Postgres存储引擎性能简测:Hydra vs Heap
Hydra是为Postgres设计的OLAP引擎。和原生的Heap引擎相比,它的优势究竟如何呢?
最近在Aliyun上做了简单的测试对比了一下,感觉名副其实。
测试环境
Server端操作系统使用了Fedora官方镜像Fedora-Cloud-Base-38-1.6.x86_64.qcow2,自行编译安装了Postgres 14.9。
Client端操作系统选择了Arch官方镜像Arch-Linux-x86_64-cloudimg-20230915.178838.qcow2,自行编译安装了Postgres 14.9。
服务器选择了ecs.r6.xlarge,为4vCore+32GB。服务器CPU为Intel Xeon Platinum 8269CY(Cascade Lake),2.5GHz主频,睿频3.2GHz。
数据挂载使用了ESSD AutoPL型块存储,大小为100GB,开起了性能突发模式。(血泪的教训,千万不要开启这个模式,哪怕用大一点的硬盘也比这个强)。
测试工具
这里直接选用了Postgres官方提供了pgbench工具。pgbench主要针对OLTP场景,因此在OLAP场景下,自己另外选择了几个分析性SQL语句,简单的对比了一下。
pgbench的数据集模拟了银行储户场景。
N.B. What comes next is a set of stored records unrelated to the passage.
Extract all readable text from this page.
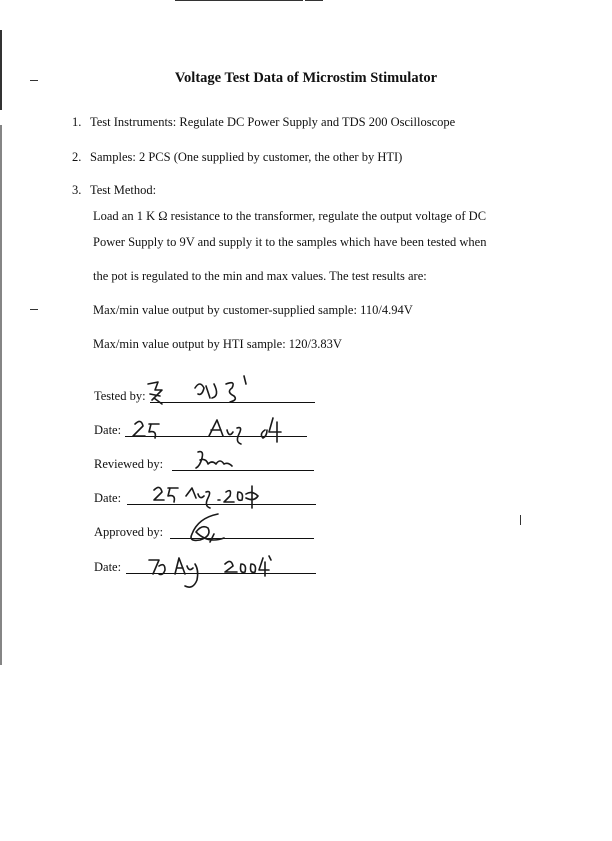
Voltage Test Data of Microstim Stimulator
1. Test Instruments: Regulate DC Power Supply and TDS 200 Oscilloscope
2. Samples: 2 PCS (One supplied by customer, the other by HTI)
3. Test Method:
Load an 1 K Ω resistance to the transformer, regulate the output voltage of DC
Power Supply to 9V and supply it to the samples which have been tested when
the pot is regulated to the min and max values. The test results are:
Max/min value output by customer-supplied sample: 110/4.94V
Max/min value output by HTI sample: 120/3.83V
Tested by:
Date:
Reviewed by:
Date:
Approved by:
Date:
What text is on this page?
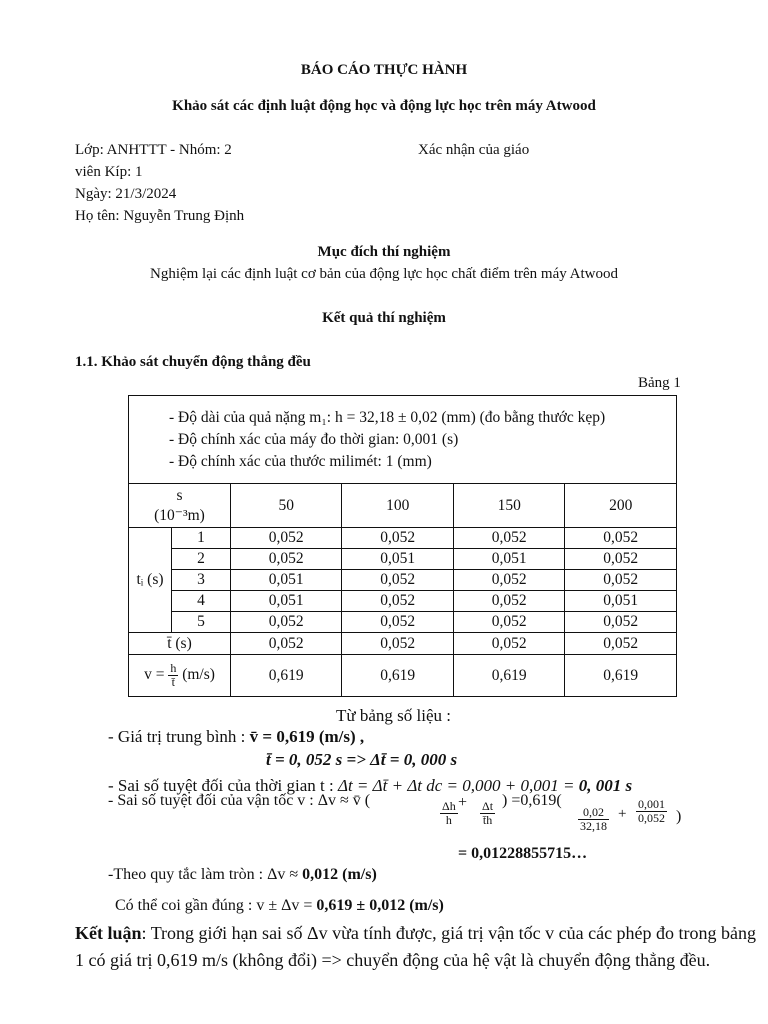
BÁO CÁO THỰC HÀNH
Khảo sát các định luật động học và động lực học trên máy Atwood
Lớp: ANHTTT - Nhóm: 2	Xác nhận của giáo
viên Kíp: 1
Ngày: 21/3/2024
Họ tên: Nguyễn Trung Định
Mục đích thí nghiệm
Nghiệm lại các định luật cơ bản của động lực học chất điểm trên máy Atwood
Kết quả thí nghiệm
1.1. Khảo sát chuyển động thẳng đều
Bảng 1
- Độ dài của quả nặng m₁: h = 32,18 ± 0,02 (mm) (đo bằng thước kẹp)
- Độ chính xác của máy đo thời gian: 0,001 (s)
- Độ chính xác của thước milimét: 1 (mm)					

s
(10⁻³m)		50	100	150	200
tᵢ (s)	1	0,052	0,052	0,052	0,052
	2	0,052	0,051	0,051	0,052
	3	0,051	0,052	0,052	0,052
	4	0,051	0,052	0,052	0,051
	5	0,052	0,052	0,052	0,052
t̄ (s)		0,052	0,052	0,052	0,052
$v = \frac{h}{t̄} (m/s)$		0,619	0,619	0,619	0,619
Từ bảng số liệu :
- Giá trị trung bình : v̄ = 0,619 (m/s) ,
t̄ = 0, 052 s => Δt̄ = 0, 000 s
- Sai số tuyệt đối của thời gian t : Δt = Δt̄ + Δt dc = 0,000 + 0,001 = 0, 001 s
- Sai số tuyệt đối của vận tốc v : Δv ≈ v̄ (	$\frac{\Delta h}{h} + \frac{\Delta t}{t̄h}$ ) =0,619(
$\frac{0,02}{32,18} + \frac{0,001}{0,052}$ )
= 0,01228855715…
-Theo quy tắc làm tròn : Δv ≈ 0,012 (m/s)
Có thể coi gần đúng : v ± Δv = 0,619 ± 0,012 (m/s)
Kết luận: Trong giới hạn sai số Δv vừa tính được, giá trị vận tốc v của các phép đo trong bảng 1 có giá trị 0,619 m/s (không đổi) => chuyển động của hệ vật là chuyển động thẳng đều.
其中,pgbench_branches表存储银行机构,pgbench_accounts表存储储蓄账户,pgbench_history表存储储蓄账户的交易记录。每家银行机构对应10万储蓄账户。如果需要增加数据集大小,可以在初始化的时候提供更大的scale factor因子,工具可以生成更多的银行机构数量。
数据集初始化
这次scale factor选择了4000。也就是,生成4000个银行机构,和4亿储蓄账户。
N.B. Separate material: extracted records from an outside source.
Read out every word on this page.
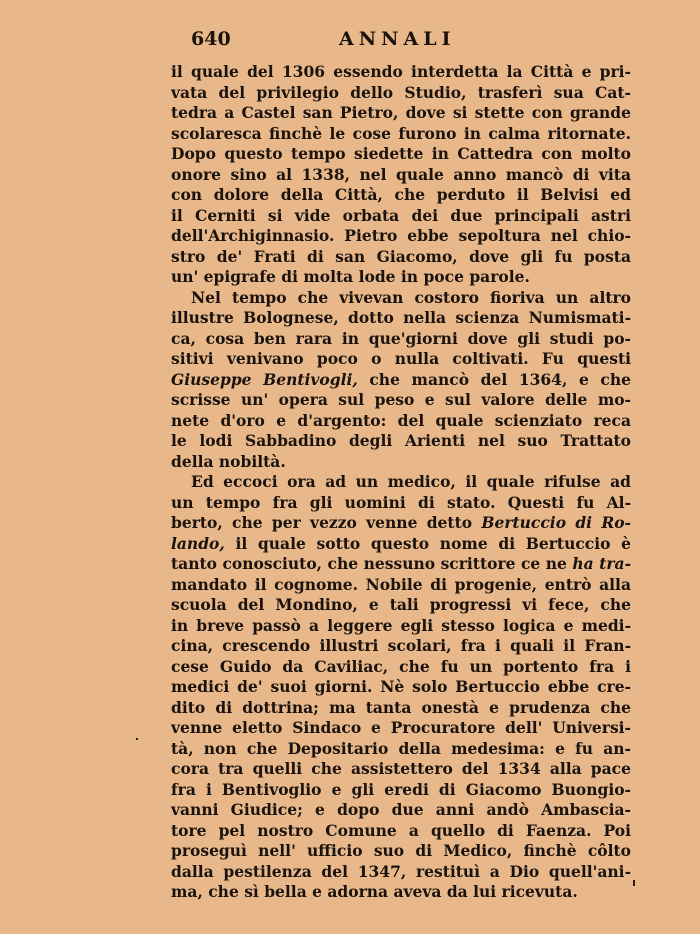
640	ANNALI
il quale del 1306 essendo interdetta la Città e pri-
vata del privilegio dello Studio, trasferì sua Cat-
tedra a Castel san Pietro, dove si stette con grande
scolaresca finchè le cose furono in calma ritornate.
Dopo questo tempo siedette in Cattedra con molto
onore sino al 1338, nel quale anno mancò di vita
con dolore della Città, che perduto il Belvisi ed
il Cerniti si vide orbata dei due principali astri
dell'Archiginnasio. Pietro ebbe sepoltura nel chio-
stro de' Frati di san Giacomo, dove gli fu posta
un' epigrafe di molta lode in poce parole.
Nel tempo che vivevan costoro fioriva un altro
illustre Bolognese, dotto nella scienza Numismati-
ca, cosa ben rara in que'giorni dove gli studi po-
sitivi venivano poco o nulla coltivati. Fu questi
Giuseppe Bentivogli, che mancò del 1364, e che
scrisse un' opera sul peso e sul valore delle mo-
nete d'oro e d'argento: del quale scienziato reca
le lodi Sabbadino degli Arienti nel suo Trattato
della nobiltà.
Ed eccoci ora ad un medico, il quale rifulse ad
un tempo fra gli uomini di stato. Questi fu Al-
berto, che per vezzo venne detto Bertuccio di Ro-
lando, il quale sotto questo nome di Bertuccio è
tanto conosciuto, che nessuno scrittore ce ne ha tra-
mandato il cognome. Nobile di progenie, entrò alla
scuola del Mondino, e tali progressi vi fece, che
in breve passò a leggere egli stesso logica e medi-
cina, crescendo illustri scolari, fra i quali il Fran-
cese Guido da Caviliac, che fu un portento fra i
medici de' suoi giorni. Nè solo Bertuccio ebbe cre-
dito di dottrina; ma tanta onestà e prudenza che
venne eletto Sindaco e Procuratore dell' Universi-
tà, non che Depositario della medesima: e fu an-
cora tra quelli che assistettero del 1334 alla pace
fra i Bentivoglio e gli eredi di Giacomo Buongio-
vanni Giudice; e dopo due anni andò Ambascia-
tore pel nostro Comune a quello di Faenza. Poi
proseguì nell' ufficio suo di Medico, finchè côlto
dalla pestilenza del 1347, restituì a Dio quell'ani-
ma, che sì bella e adorna aveva da lui ricevuta.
/pg/14/bin/pgbench -i -s 4000 -h ${PG_HOST} -U postgres postgres
在Heap引擎中,生成的数据大小为61GB。
在Hydra引擎中,生成的数据大小仅为12GB。五分之一!OMG,硬盘空间还是很节省的。
用时对比
| Engine | Total Time | Insert Time | Vacuum Time | Primary Key Index Creation Time |
|---|---|---|---|---|
| Heap | 1534.9 | 515.27 | 519.48 | 500.15 |
| Hydra | 478.46 | 273.79 | 25.36 | 179.30 |
可以看出,无论是批量插入数据,还是Vacuum、索引构建这种维护性操作,Hydra在用时上都大为节省。
单点查询测试
单点查询对于OLTP场景更重要。Hydra因为列式存储的原因,并不擅长此场景。
/pg/14/bin/pgbench -c 100 -j 150 -t 1000 -h ${PG_HOST} --select-only -U postgres postgres
对Heap引擎,测试结果还不错
pgbench (14.9)
starting vacuum...end.
transaction type: <builtin: TPC-B (sort of)>
scaling factor: 4000
query mode: simple
number of clients: 100
number of threads: 1
number of transactions per client: 100
number of transactions actually processed: 10000/10000
latency average = 21.048 ms
latency stddev = 14.351 ms
initial connection time = 229.074 ms
tps = 4468.516841 (without initial connection time)
但对于Hydra引擎,上述参数测试极慢。这里命令会每10s报告一次阶段性的结果,做个参考。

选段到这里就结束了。